Pur non trovandoci di fronte a chissà quale rivelazione, si rimane piacevolmente colpiti dal terzetto veronese, frutto di un’hard’n’roll stradaiolo capace di alcuni spunti davvero interessanti. “Global Revolution” risente forse anche troppo di certe sonorità 70/80, proponendoci dodici brani suonati da musicisti tutt’altro che sprovveduti, con in evidenza la prova positiva del cantante e chitarrista Loris Marchiori che, appoggiato dalla precisa e potente sezione ritmica composta da Alberto Bianchi (basso) e Martino Pighi (batteria), riescono ad attirare l’attenzione con una manciata di song di buona fattura.

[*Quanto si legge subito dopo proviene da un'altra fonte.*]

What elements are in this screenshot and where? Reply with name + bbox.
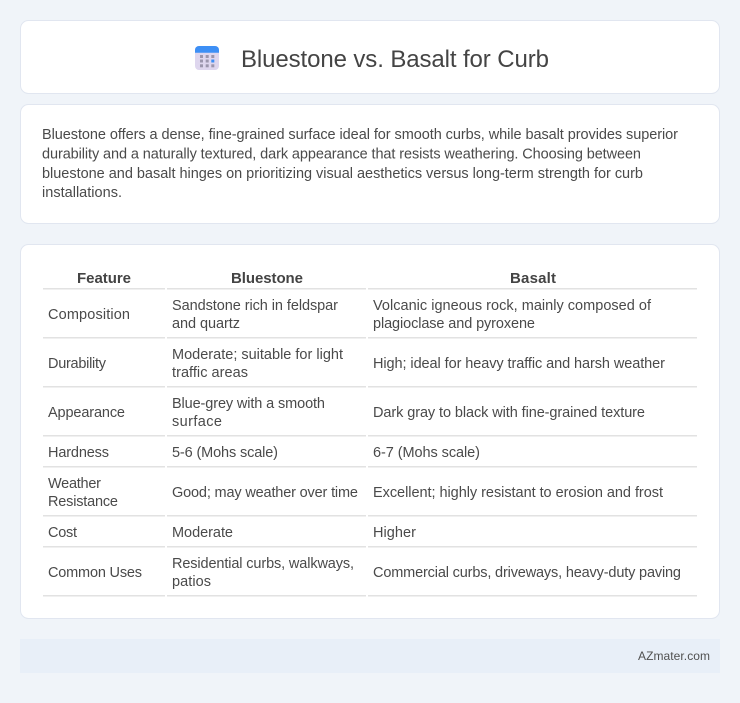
row: appearance: Appearance — [48, 405, 125, 421]
panel: title card — [20, 20, 720, 94]
row: appearance: surface — [172, 414, 222, 430]
row: hardness: 5-6 (Mohs scale) — [172, 445, 278, 461]
table header: Basalt — [510, 270, 556, 287]
summary text: bluestone and basalt hinges on prioritizing visual aesthetics versus long-term strength for curb — [42, 166, 643, 182]
row: common uses — [43, 556, 697, 596]
row: durability — [43, 347, 697, 388]
row: common uses: Common Uses — [48, 565, 142, 581]
row: weather resistance: Excellent; highly resistant to erosion and frost — [373, 485, 663, 501]
footer — [20, 639, 720, 673]
row: composition: Volcanic igneous rock, mainly composed of — [373, 298, 652, 314]
row: common uses: patios — [172, 574, 211, 590]
row: common uses: Residential curbs, walkways, — [172, 556, 354, 572]
row: weather resistance: Weather — [48, 476, 101, 492]
row: weather resistance: Good; may weather over time — [172, 485, 358, 501]
summary text: installations. — [42, 185, 122, 201]
icon: calendar — [195, 46, 219, 70]
row: durability: traffic areas — [172, 365, 248, 381]
title: Bluestone vs. Basalt for Curb — [241, 46, 549, 73]
summary text: durability and a naturally textured, dark appearance that resists weathering. Choosing between — [42, 146, 641, 162]
row: appearance — [43, 396, 697, 436]
panel: comparison table — [20, 244, 720, 618]
row: durability: Moderate; suitable for light — [172, 347, 343, 363]
row: composition: plagioclase and pyroxene — [373, 316, 535, 332]
row: durability: High; ideal for heavy traffic and harsh weather — [373, 356, 665, 372]
row: hardness — [43, 445, 697, 468]
row: composition: and quartz — [172, 316, 240, 332]
row: durability: Durability — [48, 356, 107, 372]
table header — [43, 270, 697, 290]
row: weather resistance: Resistance — [48, 494, 118, 510]
row: cost: Cost — [48, 525, 77, 541]
footer credit: AZmater.com — [638, 649, 710, 663]
row: hardness: Hardness — [48, 445, 109, 461]
row: composition: Sandstone rich in feldspar — [172, 298, 338, 314]
row: cost: Higher — [373, 525, 416, 541]
panel: summary — [20, 104, 720, 224]
row: appearance: Dark gray to black with fine-grained texture — [373, 405, 645, 421]
summary text — [42, 127, 678, 201]
row: common uses: Commercial curbs, driveways, heavy-duty paving — [373, 565, 681, 581]
table header: Bluestone — [231, 270, 303, 287]
row: composition — [43, 298, 697, 338]
table header: Feature — [77, 270, 131, 287]
row: cost — [43, 525, 697, 548]
summary text: Bluestone offers a dense, fine-grained surface ideal for smooth curbs, while basalt provides superior — [42, 127, 678, 143]
row: hardness: 6-7 (Mohs scale) — [373, 445, 480, 461]
row: cost: Moderate — [172, 525, 233, 541]
row: composition: Composition — [48, 307, 130, 323]
row: weather resistance — [43, 476, 697, 516]
row: appearance: Blue-grey with a smooth — [172, 396, 325, 412]
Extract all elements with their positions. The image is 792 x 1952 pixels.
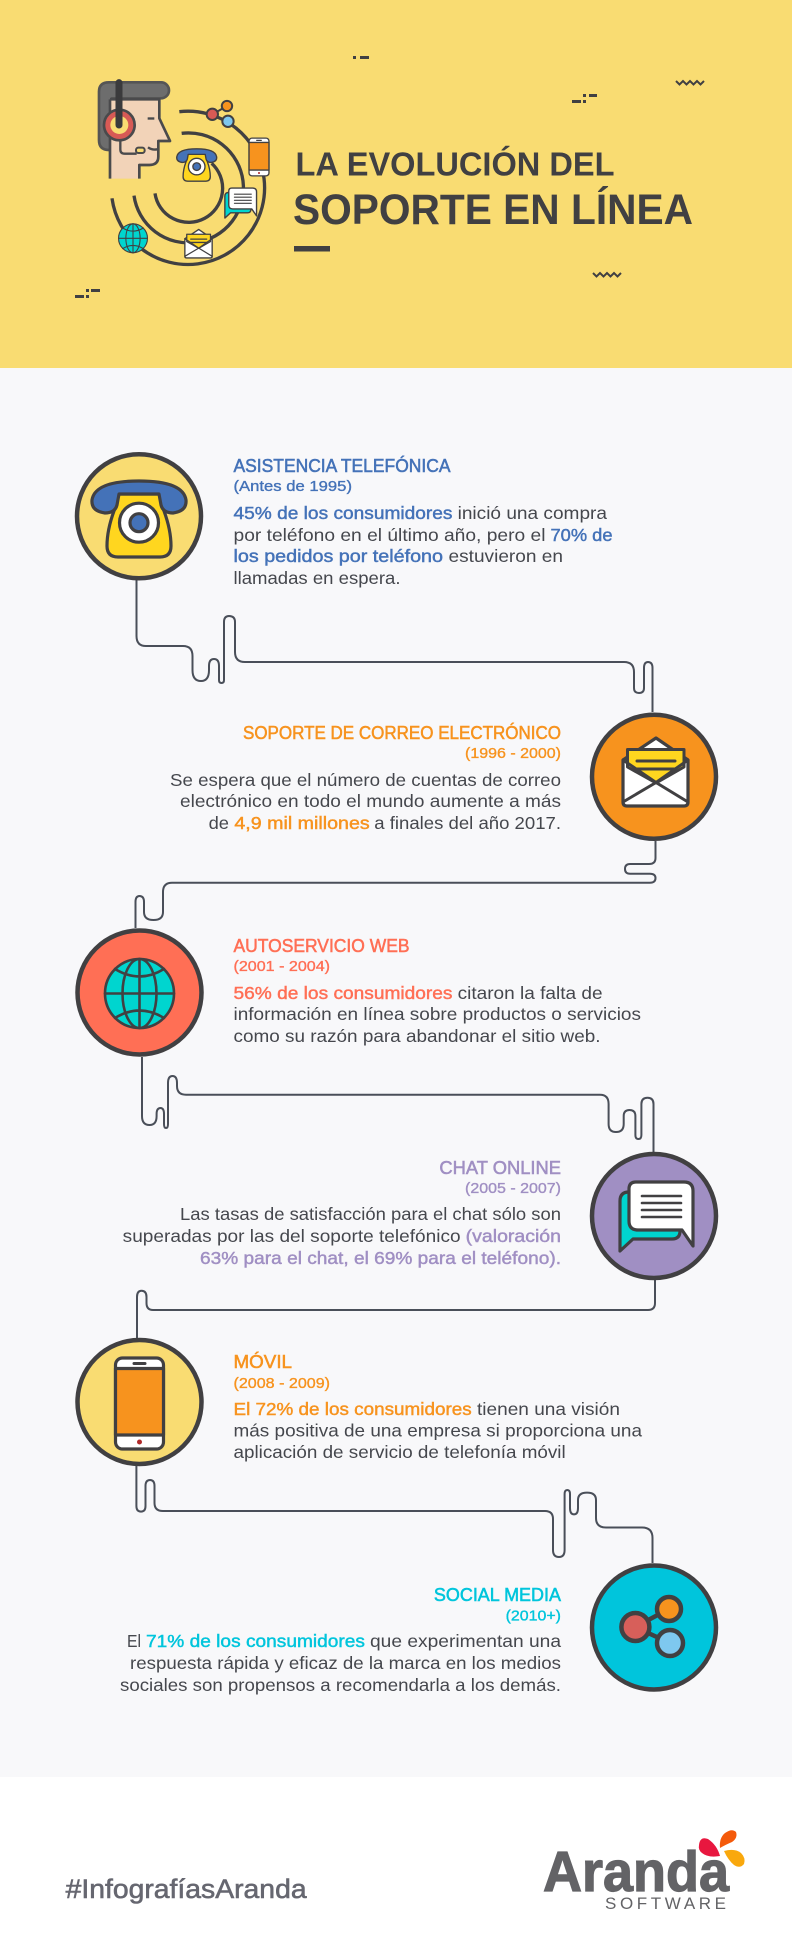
date: 2005-2007: (2005 - 2007) [465,1181,561,1197]
body text: respuesta rápida y eficaz de la marca en los medios [130,1653,561,1673]
body text [234,983,641,1046]
body text: 4,9 mil millones [234,813,370,833]
footer band [0,1777,792,1952]
connector 2 [136,841,656,928]
body text [234,503,612,588]
small envelope [185,229,212,258]
header title: SOPORTE EN LÍNEA [293,186,693,234]
heading: autoservicio web: AUTOSERVICIO WEB [234,935,410,956]
body text: como su razón para abandonar el sitio web. [234,1026,600,1046]
panel: asistencia telefónica [77,454,612,588]
body text [170,770,561,833]
body text: 45% de los consumidores [234,503,453,523]
small chat [225,188,257,218]
panel: chat online [123,1154,716,1278]
small mobile [249,138,269,176]
body text: electrónico en todo el mundo aumente a más [180,791,561,811]
body text: más positiva de una empresa si proporciona una [234,1421,642,1441]
body text: información en línea sobre productos o servicios [234,1004,641,1024]
small globe [119,224,147,253]
heading: asistencia telefónica: ASISTENCIA TELEFÓNICA [234,455,451,476]
icon: share nodes [592,1566,716,1690]
date: 1996-2000: (1996 - 2000) [465,746,561,762]
header band [0,0,792,368]
panel: móvil [78,1340,642,1464]
body text: inició una compra [458,503,607,523]
body text: (valoración [466,1226,561,1246]
header title [293,146,693,252]
icon: chat bubbles [592,1154,716,1278]
agent head [99,82,265,264]
body text [120,1631,561,1695]
body text: superadas por las del soporte telefónico [123,1226,461,1246]
body text [234,1399,642,1462]
panel: autoservicio web [78,930,641,1054]
connector 5 [136,1466,652,1563]
icon: envelope [592,715,716,839]
body text: 70% de [550,525,612,545]
header decorative marks [75,56,704,298]
body text: los pedidos por teléfono [234,546,443,566]
body text: sociales son propensos a recomendarla a los demás. [120,1675,561,1695]
body text: tienen una visión [477,1399,620,1419]
body text: estuvieron en [448,546,563,566]
logo: Aranda Software: Aranda [543,1840,730,1904]
small telephone [177,149,217,181]
panel: social media [120,1566,716,1695]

Prima di tutte la title-track, un selvaggio street rock and roll che mi ha portato in mente un mix tra Junkyard e Dirty Looks, pollice in su anche per “Go To Gay Pride” dai medesimi riferimenti sonori, buona anche “Her Love Is Stronger Than My Pain”, class rock a stelle e strisce che se fosse uscita 25 anni fa America, avrebbe fatto sfracelli.
Potrei fare lo stesso discorso per le due power ballad, “Angel” e “Priscilla”, tutte e due valide, ma un gradino sopra quest’ultima che sembra più originale. “Sweet Lady” paga il tributo ai Led Zeppelin, mentre “It’s Alright” e “Burn”, pur avendo un buon tiro, non riescono a convinerce al 100% per via di un chorus poco efficace, stesso discorso per “Take Me Home”, che inizialmente mi ha ricordato gli Stampede Queen.
Un tantino di coraggio in più non guasterebbe, ma come inizio é soddisfacente, mi aspetto grandi cose per il futuro.